The definition of luxury is, of course, as local as any other facet of real estate.  Redfin points out that there are parts of the country where a million bucks will buy little more than an average home and many California cities fall into that category.  Thus it is not surprising that four of the top five cities in terms of expensive home sales were in California; San Francisco, Los Angeles, and San Jose with San Diego at number five.  But other cities that are considered affordable were among the top ten - Chicago in fourth place and Houston in sixth, both beating out Washington, DC (number 7); Seattle (8), and Boston (9) which have higher housing costs in general. Another California city, Newport Beach, rounds out the top ten list.

The average increase for the 385 cities that had million-dollar-home sales in the third quarter was 17 percent but in Houston those high-end sales were up 42 percent from the third quarter of 2013.  Redfin said this increase was "driven by a shift in homebuyer demand toward luxury properties."  Redfin agent Tara Waggoner said that Houston benefits from a strong and diverse job market and that many people are coming into the area through job transfers from the coasts.  "Those people are shocked at how much home they can get for $1 million in Houston," she says.

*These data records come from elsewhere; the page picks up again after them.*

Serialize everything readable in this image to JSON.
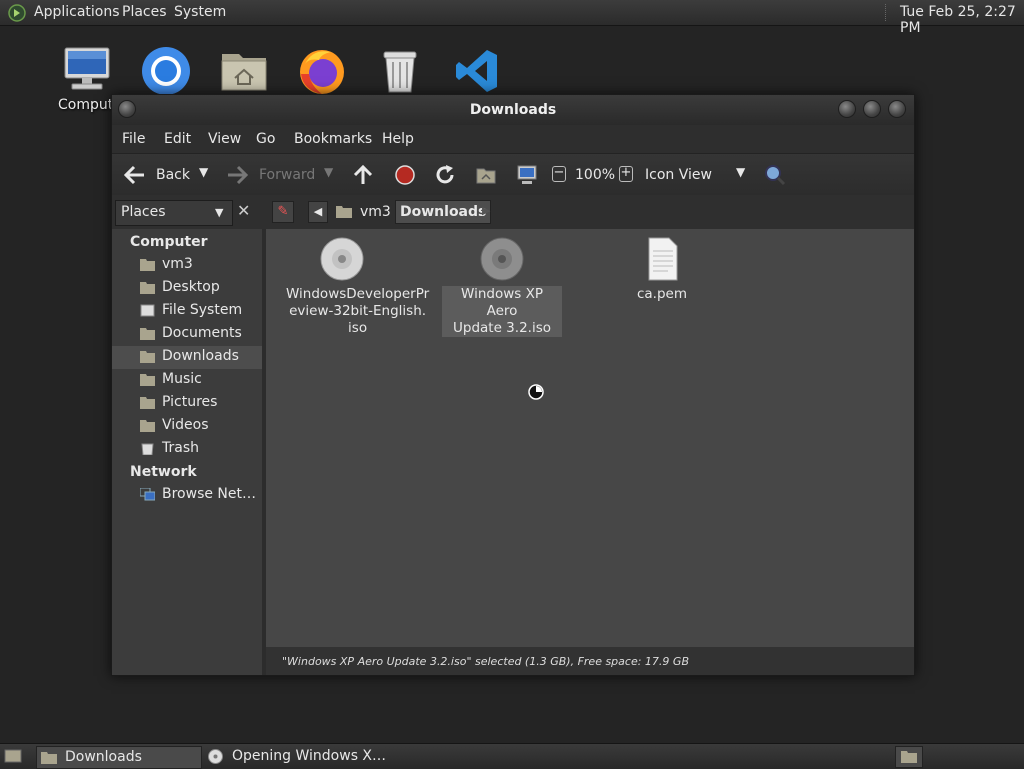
{
  "top_panel": {
    "menus": [
      "Applications",
      "Places",
      "System"
    ],
    "clock": "Tue Feb 25,  2:27 PM"
  },
  "desktop": {
    "icons": [
      {
        "name": "computer",
        "label": "Computer"
      },
      {
        "name": "chromium",
        "label": ""
      },
      {
        "name": "home-folder",
        "label": ""
      },
      {
        "name": "firefox",
        "label": ""
      },
      {
        "name": "trash",
        "label": ""
      },
      {
        "name": "vscode",
        "label": ""
      }
    ]
  },
  "window": {
    "title": "Downloads",
    "menu": [
      "File",
      "Edit",
      "View",
      "Go",
      "Bookmarks",
      "Help"
    ],
    "toolbar": {
      "back": "Back",
      "forward": "Forward",
      "zoom": "100%",
      "view_mode": "Icon View"
    },
    "sidebar": {
      "combo": "Places",
      "sections": [
        {
          "title": "Computer",
          "items": [
            "vm3",
            "Desktop",
            "File System",
            "Documents",
            "Downloads",
            "Music",
            "Pictures",
            "Videos",
            "Trash"
          ]
        },
        {
          "title": "Network",
          "items": [
            "Browse Net…"
          ]
        }
      ],
      "selected": "Downloads"
    },
    "path": [
      "vm3",
      "Downloads"
    ],
    "files": [
      {
        "name_lines": [
          "WindowsDeveloperPr",
          "eview-32bit-English.",
          "iso"
        ],
        "type": "disc",
        "selected": false
      },
      {
        "name_lines": [
          "Windows XP Aero",
          "Update 3.2.iso"
        ],
        "type": "disc",
        "selected": true
      },
      {
        "name_lines": [
          "ca.pem"
        ],
        "type": "document",
        "selected": false
      }
    ],
    "status": "\"Windows XP Aero Update 3.2.iso\" selected (1.3 GB), Free space: 17.9 GB"
  },
  "bottom_panel": {
    "tasks": [
      {
        "label": "Downloads",
        "active": true
      },
      {
        "label": "Opening Windows X…",
        "active": false
      }
    ]
  },
  "colors": {
    "panel": "#2b2b2b",
    "content_bg": "#474747",
    "sidebar_bg": "#3c3c3c",
    "record_red": "#c0392b",
    "vscode_blue": "#2a8ad8"
  }
}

Redfin looked at seven markets which have previously benefitted from heavy international buyer participation.  The seven, Los Angeles, Orange County, Riverside-San Bernardino, Miami, Orlando, Fort Lauderdale and Las Vegas, still have strong sales in the $1 million plus category but growth has stalled, dropping on average from 46 percent to 5 percent.  However in Los Angeles and Orange County growth in million-dollar-home sales has flatlined; in Las Vegas it has been negative for the last three quarters.



Like foreign investment, all-cash deals are also no longer the norm.  In those seven cities that have relied heavily overseas investment cash transactions have fallen from about 48 percent of million dollar sales at the beginning of this year to 22 percent in the third quarter.  In Los Angeles cash sales have fallen to 10 percent.



With rising interest rates these expensive homes will become even more costly while at the time the supply of these homes was down 13 percent from a year earlier.  Redfin says that, "Tight inventory means that any post-crisis deals in high-end real estate have all but disappeared."

Looking forward the company says that luxury home sales will continue strong for the rest of this year and the next but, at just under 3 percent of the market, those sales will have a limited impact on overall market growth.  "This sector of the market, particularly in the places that have typically had strong foreign interest, will need traditional (and well-heeled) buyers to offset disappearing demand from international investors."